Don’t take anything personally. Nothing others do is because of you. What others say and do is a projection of their own reality, their own dream. When you are immune to the opinions and actions of others, you won’t be the victim of needless suffering. – Don Miguel Ruiz

The Four Agreements by Don Miguel Ruiz always sits on my desk. I’ve referenced this book many times after feeling slighted or hurt by another’s actions. His agreements are simple: 1) Don’t take anything personally; 2) Always do your best; 3) Be Impeccable with your word; and 4) Don’t make assumptions. Intellectually, his advice is sound, but in the throngs of a difficult situation, is it possible to not take something personally?

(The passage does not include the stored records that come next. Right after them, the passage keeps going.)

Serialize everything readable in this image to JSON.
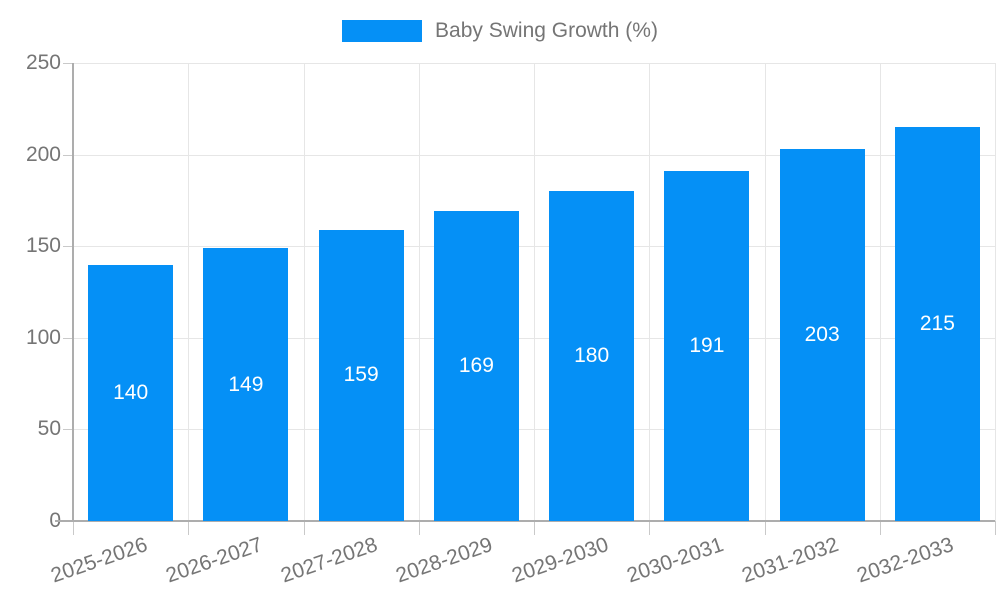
{
  "colors": {
    "bar": "#0590f6",
    "grid": "#e6e6e6",
    "axis": "#adadad",
    "tick": "#c9c9c9",
    "text": "#757575",
    "bar_label": "#ffffff",
    "background": "#ffffff"
  },
  "legend": {
    "swatch_color": "#0590f6",
    "label": "Baby Swing Growth (%)",
    "position": "top-center"
  },
  "chart_data": {
    "type": "bar",
    "title": "",
    "legend": "Baby Swing Growth (%)",
    "categories": [
      "2025-2026",
      "2026-2027",
      "2027-2028",
      "2028-2029",
      "2029-2030",
      "2030-2031",
      "2031-2032",
      "2032-2033"
    ],
    "values": [
      140,
      149,
      159,
      169,
      180,
      191,
      203,
      215
    ],
    "xlabel": "",
    "ylabel": "",
    "ylim": [
      0,
      250
    ],
    "yticks": [
      0,
      50,
      100,
      150,
      200,
      250
    ],
    "grid": "on",
    "value_labels_position": "inside-center",
    "x_tick_label_rotation_deg": -19
  }
}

I am not sure. Over the years, through my own experience and from conversations with family and friends, I realize over and over again, how often we take everything personally. I am particularly inept at dealing with petty slights. When the mom who refuses to say hello even though we’ve intersected a half-dozen times, it pinches my insides. I ask, “How hard is it to smile and say hello?” This one question spirals into looking inside myself, questioning, “What offends her so much that she cannot say hello?”  The unanswered text, email, or phone call, will sometimes fuel a litany of speculation that ultimately leads to one place: nowhere. My all time favorite scenario is the exclusion from the party that “everyone” is attending, but you are still looking for the Evite in your spam inbox. Being left out often fuels intense questions of “Why didn’t he or she invite  me? Why was I not included?”

I witnessed this feeling in my daughter. A few weeks ago a friend held a slumber party to celebrate her birthday. The little girl asked three friends and my daughter was not included as a part of this group. My daughter asked me, “Why did she not invite me? My feelings are hurt.” I addressed her hurt feelings and tried to comfort her. “Honey, you won’t be invited to everything. That is ok.”

Eventually she moved on and focused on her own weekend plans, which included playdates, other birthday parties, and a movie night with me. The point is, that for every one of these small losses, there are countless other people and events that affirm us and say that, you matter. Why not channel our focus toward this light? I am lucky for every person who does not understand or slights me, I can name at least three people who include and uplift me. For most, it is about affirmation.

Taking things personally, eventually, always turns me toward the light and goodness in my life.

And I am reminded again and again, how much I am loved.